Caputo: “Sfiorata la tragedia è tempo di ringraziamenti e accertamenti di responsabilità”

By Redazione

June 17, 2016

Monreale, 17 giugno – “Stare per le strade è sempre utile. Si ascoltano i cittadini e si formano le opinioni e si condividono giudizi e affermazioni. Il day after dell’incendio lungo la circonvallazione ha consolidato tre sentimenti tra la gente – afferma Salvino Caputo del Movimento Orgoglio siciliano per la rinascita di Monreale – Ringraziamenti per chi si è adoperato. Accertamenti sulle responsabilità e assenza del Sindaco che come è per legge, coordina gli interventi di protezione civile in casi di emergenza”.

“Cominciamo con i ringraziamenti. Tutti i cittadini che ho incontrato oggi chiedono che per i carabinieri intervenuti sia concessa la cittadinanza onoraria per la dedizione e il coraggio manifestato. Sprezzo per il pericolo e per la propria incolumità pur di salvare i bambini in pericolo. Responsabilità – continua Caputo – il terreno incolto e abbandonato è da tempo affidato al Comune che avrebbe, proprio per la vicinanza agli asili curarne la pulizia e assicurare condizioni di sicurezza anche in considerazione della ordinanza del sindaco di Monreale che obbliga tutti a tenere puliti i propri terreni proprio in funzione antincendio. Paradossalmente il sindaco minaccia sanzioni per i cittadini inadempienti e non si cura di applicare la propria ordinanza ai terreni comunali”.
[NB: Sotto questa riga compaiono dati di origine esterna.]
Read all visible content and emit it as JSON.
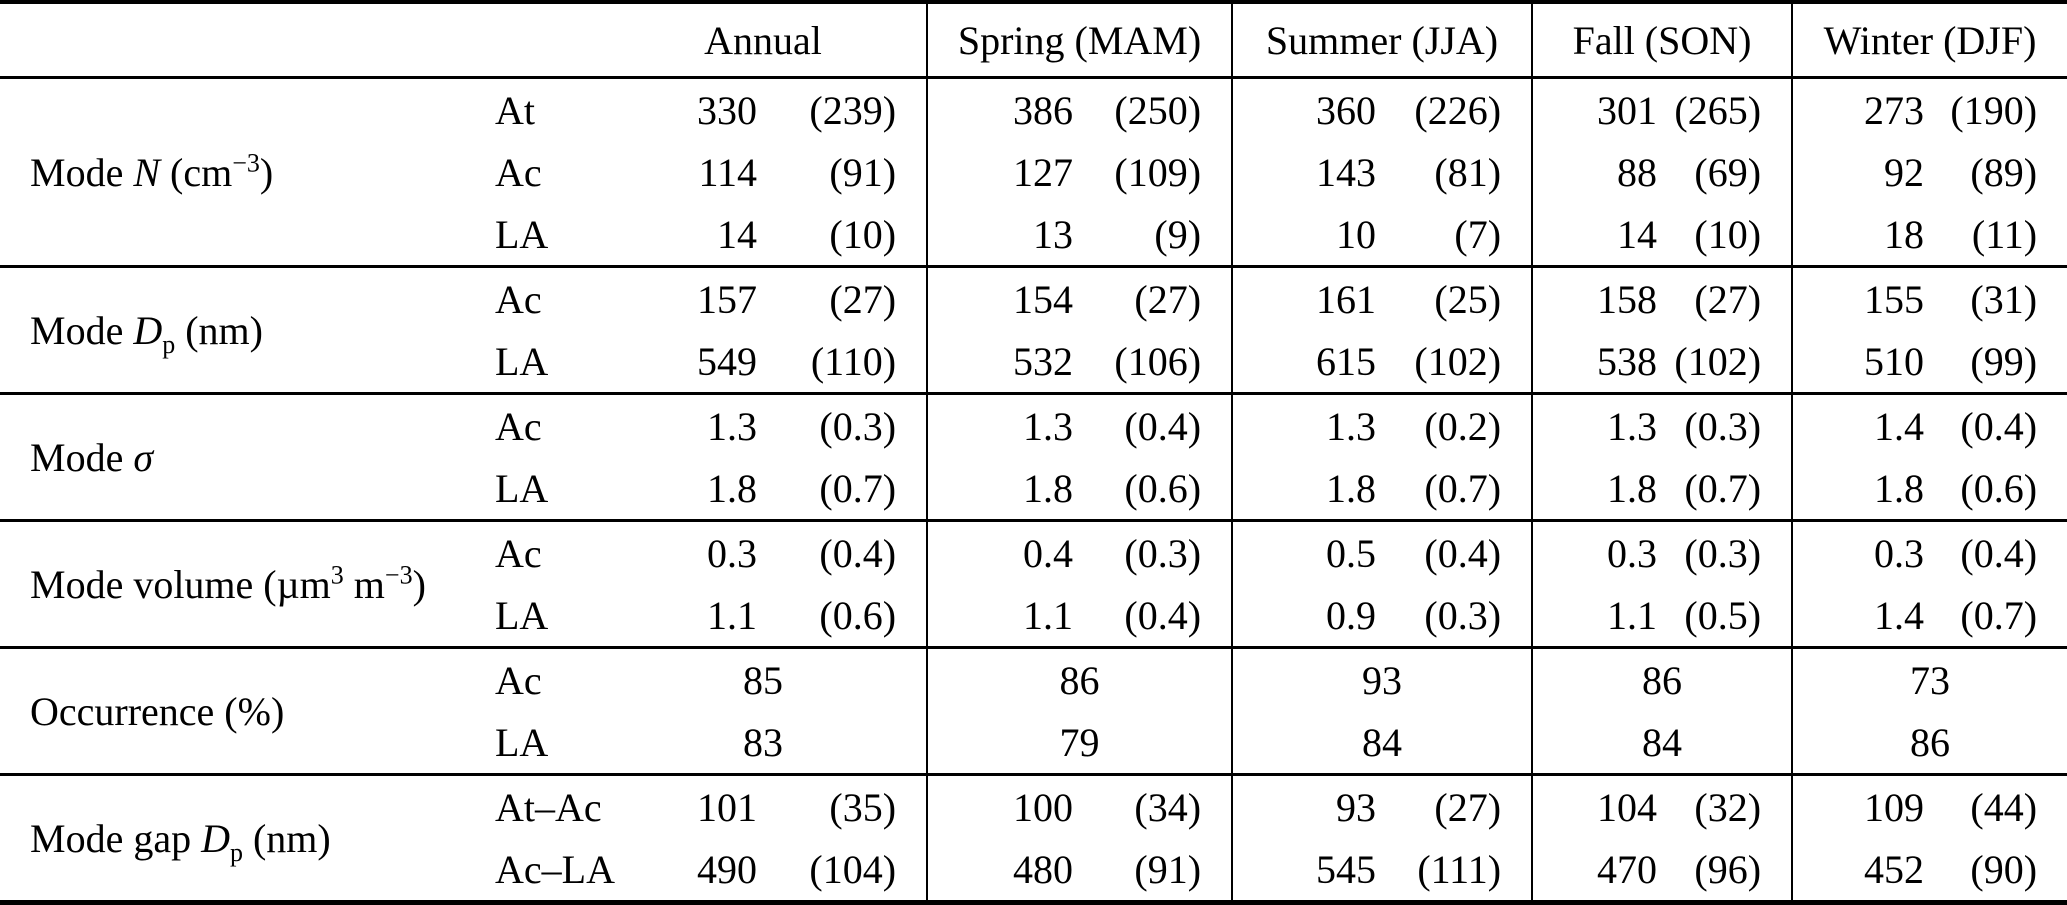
{
  "colors": {
    "text": "#000000",
    "rules": "#000000",
    "background": "#ffffff"
  },
  "table": {
    "header": {
      "season_columns": [
        "Annual",
        "Spring (MAM)",
        "Summer (JJA)",
        "Fall (SON)",
        "Winter (DJF)"
      ]
    },
    "sections": [
      {
        "label_html": "Mode <i>N</i> (cm<sup>−3</sup>)",
        "label_text": "Mode N (cm-3)",
        "rows": [
          {
            "mode": "At",
            "values": [
              [
                "330",
                "(239)"
              ],
              [
                "386",
                "(250)"
              ],
              [
                "360",
                "(226)"
              ],
              [
                "301",
                "(265)"
              ],
              [
                "273",
                "(190)"
              ]
            ]
          },
          {
            "mode": "Ac",
            "values": [
              [
                "114",
                "(91)"
              ],
              [
                "127",
                "(109)"
              ],
              [
                "143",
                "(81)"
              ],
              [
                "88",
                "(69)"
              ],
              [
                "92",
                "(89)"
              ]
            ]
          },
          {
            "mode": "LA",
            "values": [
              [
                "14",
                "(10)"
              ],
              [
                "13",
                "(9)"
              ],
              [
                "10",
                "(7)"
              ],
              [
                "14",
                "(10)"
              ],
              [
                "18",
                "(11)"
              ]
            ]
          }
        ]
      },
      {
        "label_html": "Mode <i>D</i><sub>p</sub> (nm)",
        "label_text": "Mode Dp (nm)",
        "rows": [
          {
            "mode": "Ac",
            "values": [
              [
                "157",
                "(27)"
              ],
              [
                "154",
                "(27)"
              ],
              [
                "161",
                "(25)"
              ],
              [
                "158",
                "(27)"
              ],
              [
                "155",
                "(31)"
              ]
            ]
          },
          {
            "mode": "LA",
            "values": [
              [
                "549",
                "(110)"
              ],
              [
                "532",
                "(106)"
              ],
              [
                "615",
                "(102)"
              ],
              [
                "538",
                "(102)"
              ],
              [
                "510",
                "(99)"
              ]
            ]
          }
        ]
      },
      {
        "label_html": "Mode <i>σ</i>",
        "label_text": "Mode sigma",
        "rows": [
          {
            "mode": "Ac",
            "values": [
              [
                "1.3",
                "(0.3)"
              ],
              [
                "1.3",
                "(0.4)"
              ],
              [
                "1.3",
                "(0.2)"
              ],
              [
                "1.3",
                "(0.3)"
              ],
              [
                "1.4",
                "(0.4)"
              ]
            ]
          },
          {
            "mode": "LA",
            "values": [
              [
                "1.8",
                "(0.7)"
              ],
              [
                "1.8",
                "(0.6)"
              ],
              [
                "1.8",
                "(0.7)"
              ],
              [
                "1.8",
                "(0.7)"
              ],
              [
                "1.8",
                "(0.6)"
              ]
            ]
          }
        ]
      },
      {
        "label_html": "Mode volume (µm<sup>3</sup> m<sup>−3</sup>)",
        "label_text": "Mode volume (um3 m-3)",
        "rows": [
          {
            "mode": "Ac",
            "values": [
              [
                "0.3",
                "(0.4)"
              ],
              [
                "0.4",
                "(0.3)"
              ],
              [
                "0.5",
                "(0.4)"
              ],
              [
                "0.3",
                "(0.3)"
              ],
              [
                "0.3",
                "(0.4)"
              ]
            ]
          },
          {
            "mode": "LA",
            "values": [
              [
                "1.1",
                "(0.6)"
              ],
              [
                "1.1",
                "(0.4)"
              ],
              [
                "0.9",
                "(0.3)"
              ],
              [
                "1.1",
                "(0.5)"
              ],
              [
                "1.4",
                "(0.7)"
              ]
            ]
          }
        ]
      },
      {
        "label_html": "Occurrence (%)",
        "label_text": "Occurrence (%)",
        "rows": [
          {
            "mode": "Ac",
            "values": [
              "85",
              "86",
              "93",
              "86",
              "73"
            ]
          },
          {
            "mode": "LA",
            "values": [
              "83",
              "79",
              "84",
              "84",
              "86"
            ]
          }
        ]
      },
      {
        "label_html": "Mode gap <i>D</i><sub>p</sub> (nm)",
        "label_text": "Mode gap Dp (nm)",
        "rows": [
          {
            "mode": "At–Ac",
            "values": [
              [
                "101",
                "(35)"
              ],
              [
                "100",
                "(34)"
              ],
              [
                "93",
                "(27)"
              ],
              [
                "104",
                "(32)"
              ],
              [
                "109",
                "(44)"
              ]
            ]
          },
          {
            "mode": "Ac–LA",
            "values": [
              [
                "490",
                "(104)"
              ],
              [
                "480",
                "(91)"
              ],
              [
                "545",
                "(111)"
              ],
              [
                "470",
                "(96)"
              ],
              [
                "452",
                "(90)"
              ]
            ]
          }
        ]
      }
    ]
  }
}
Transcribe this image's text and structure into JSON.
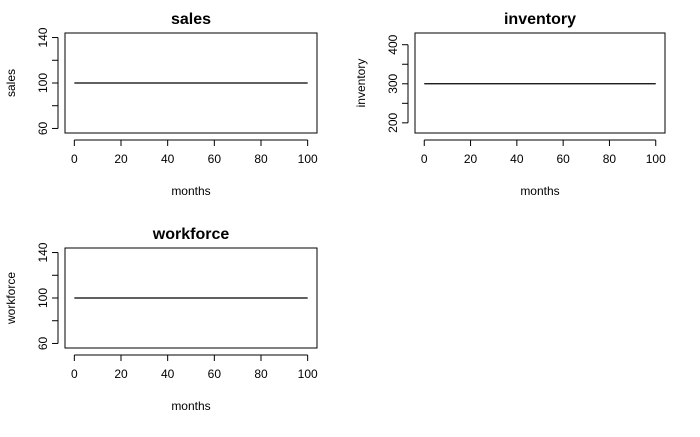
{
  "chart_data": [
    {
      "type": "line",
      "title": "sales",
      "xlabel": "months",
      "ylabel": "sales",
      "xlim": [
        0,
        100
      ],
      "ylim": [
        56,
        144
      ],
      "xticks": [
        0,
        20,
        40,
        60,
        80,
        100
      ],
      "yticks": [
        60,
        100,
        140
      ],
      "yminor": [
        80,
        120
      ],
      "x": [
        0,
        100
      ],
      "series": [
        {
          "values": [
            100,
            100
          ]
        }
      ],
      "color": "#000000",
      "grid": false
    },
    {
      "type": "line",
      "title": "inventory",
      "xlabel": "months",
      "ylabel": "inventory",
      "xlim": [
        0,
        100
      ],
      "ylim": [
        174,
        430
      ],
      "xticks": [
        0,
        20,
        40,
        60,
        80,
        100
      ],
      "yticks": [
        200,
        300,
        400
      ],
      "yminor": [
        250,
        350
      ],
      "x": [
        0,
        100
      ],
      "series": [
        {
          "values": [
            300,
            300
          ]
        }
      ],
      "color": "#000000",
      "grid": false
    },
    {
      "type": "line",
      "title": "workforce",
      "xlabel": "months",
      "ylabel": "workforce",
      "xlim": [
        0,
        100
      ],
      "ylim": [
        56,
        144
      ],
      "xticks": [
        0,
        20,
        40,
        60,
        80,
        100
      ],
      "yticks": [
        60,
        100,
        140
      ],
      "yminor": [
        80,
        120
      ],
      "x": [
        0,
        100
      ],
      "series": [
        {
          "values": [
            100,
            100
          ]
        }
      ],
      "color": "#000000",
      "grid": false
    }
  ]
}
“È chiaro che adesso compete alle autorita giudiziarie disporre accertamenti e individuare i responsabili politici. Dove era il Sindaco? Nei commenti sugli organi di stampa locali e per strada tanti chiedono dove era il sindaco mentre divampavano le fiamme e i bambini rischiavano la vita così come i tanti volontari. Le forze dell’ordine i Vigili del Fuoco e la Protezione Civile. Il sindaco di una comunita è il responsabile della protezione civile con compiti di coordinamento. Un generale che deve stare sul campo di battaglia e in prima linea. Capizzi non era presente”.

“Ho letto che in tanti hanno chiesto un consiglio straordinario per sapere dove era il sindaco. Personalmente ritengo che il sindaco doveva esere in prima fila così come normalmente accadeva in passato. Anche se sono sicuro che il nostro sindaco era impegnato in importanti impegni istituzionali. E sono certo che responsabilmente lo dimostrerà per dovere verso i cittadini anche ai più piccoli che si trovavano all’interno dei due asili. Il contrario sarebbe gravissimo da dimissioni immediate”. Conclude il leader di Orgoglio siciliano.